Anxious attachment is a closeness alarm that fires too easily. A delayed reply is read as withdrawal. A short message is read as coldness. The moment connection feels unsure, the system pushes — text again, ask again, seek reassurance — because uncertainty itself feels intolerable.
The psychology
Attachment theory began with John Bowlby and Mary Ainsworth in the mid-twentieth century. Their model: very early caregiving teaches the nervous system a default expectation about whether closeness is reliable. Inconsistent caregiving — sometimes present, sometimes absent, on a schedule the infant couldn’t predict — produces the anxious template. Closeness is wanted, but it never feels guaranteed.
In adult relationships that template reactivates around romantic partners. Distance from the partner activates the same alarm an inconsistent caregiver once produced — and the strategy the system learned for it (escalate, pursue, fix the gap) runs automatically. The strategy was adaptive in childhood. In adulthood, with the wrong partner, it backfires: the pursuit pushes an avoidant partner further away, which activates the alarm harder, which produces more pursuit. The anxious-avoidant trap is what that loop looks like.

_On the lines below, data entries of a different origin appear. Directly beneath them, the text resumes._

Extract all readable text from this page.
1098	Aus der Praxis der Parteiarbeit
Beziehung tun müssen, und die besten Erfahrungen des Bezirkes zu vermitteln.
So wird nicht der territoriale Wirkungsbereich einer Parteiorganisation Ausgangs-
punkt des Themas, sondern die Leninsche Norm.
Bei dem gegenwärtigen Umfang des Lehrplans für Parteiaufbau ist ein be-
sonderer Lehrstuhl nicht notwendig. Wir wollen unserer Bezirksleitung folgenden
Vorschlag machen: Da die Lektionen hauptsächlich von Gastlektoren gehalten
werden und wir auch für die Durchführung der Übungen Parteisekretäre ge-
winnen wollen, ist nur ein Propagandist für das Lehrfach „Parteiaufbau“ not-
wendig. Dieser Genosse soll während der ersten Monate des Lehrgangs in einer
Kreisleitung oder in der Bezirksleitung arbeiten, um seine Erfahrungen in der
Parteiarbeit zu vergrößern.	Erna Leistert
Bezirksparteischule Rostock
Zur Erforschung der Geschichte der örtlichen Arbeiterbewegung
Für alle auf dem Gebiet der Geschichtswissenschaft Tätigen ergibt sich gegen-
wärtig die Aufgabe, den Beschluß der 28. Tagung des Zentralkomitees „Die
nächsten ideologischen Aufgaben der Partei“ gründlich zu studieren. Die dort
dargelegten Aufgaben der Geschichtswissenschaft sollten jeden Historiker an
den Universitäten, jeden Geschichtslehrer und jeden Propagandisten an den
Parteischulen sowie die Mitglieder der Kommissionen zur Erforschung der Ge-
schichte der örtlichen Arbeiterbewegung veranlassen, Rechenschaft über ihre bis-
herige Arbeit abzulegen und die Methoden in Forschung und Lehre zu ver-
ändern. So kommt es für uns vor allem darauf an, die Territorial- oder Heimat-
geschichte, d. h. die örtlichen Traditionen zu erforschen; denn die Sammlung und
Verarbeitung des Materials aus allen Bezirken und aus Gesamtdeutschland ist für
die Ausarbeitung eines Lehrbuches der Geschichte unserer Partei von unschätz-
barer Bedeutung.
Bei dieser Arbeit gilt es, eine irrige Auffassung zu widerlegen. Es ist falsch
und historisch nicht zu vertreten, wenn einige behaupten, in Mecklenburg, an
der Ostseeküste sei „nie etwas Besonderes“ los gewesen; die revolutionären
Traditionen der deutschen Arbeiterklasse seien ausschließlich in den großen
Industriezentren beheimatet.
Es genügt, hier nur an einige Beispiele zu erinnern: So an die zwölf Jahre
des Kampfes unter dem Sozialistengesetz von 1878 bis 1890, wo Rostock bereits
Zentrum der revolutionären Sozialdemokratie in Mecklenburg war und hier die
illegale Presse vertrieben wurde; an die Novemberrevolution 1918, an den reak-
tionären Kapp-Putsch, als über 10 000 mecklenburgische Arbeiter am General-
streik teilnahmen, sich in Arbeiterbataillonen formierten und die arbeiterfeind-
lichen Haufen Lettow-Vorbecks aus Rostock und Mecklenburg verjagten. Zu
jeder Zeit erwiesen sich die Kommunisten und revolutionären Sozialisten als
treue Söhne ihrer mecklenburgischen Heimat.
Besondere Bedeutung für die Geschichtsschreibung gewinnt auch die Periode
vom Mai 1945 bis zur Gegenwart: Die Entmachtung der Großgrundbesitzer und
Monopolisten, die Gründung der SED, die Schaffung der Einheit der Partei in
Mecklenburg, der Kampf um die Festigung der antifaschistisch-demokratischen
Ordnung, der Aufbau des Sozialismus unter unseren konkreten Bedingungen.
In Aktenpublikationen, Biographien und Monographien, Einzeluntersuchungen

How it shows up in texting
Three follow-up messages while the reply is still pending. Reading the gap between messages as a verdict. Drafting and redrafting a short text for forty-five minutes. Watching the typing dots like an oracle. Apologizing pre-emptively for “being a lot.” The tell is the cost of the wait — the gap feels less like time and more like evidence.
The move
The fix is not to suppress the alarm — it is to stop acting on it immediately. Notice the activation, name it (“the system is firing”), and hold for ninety minutes before responding. Most anxious texts that get sent inside the first ten minutes of activation make the situation worse; most of them, written after ninety, get deleted. The longer-term fix is partner selection: anxious systems calm fastest around partners whose behavior is consistent and legible, not around partners who are exciting and hot-cold. Consistency is what the alarm was always waiting for.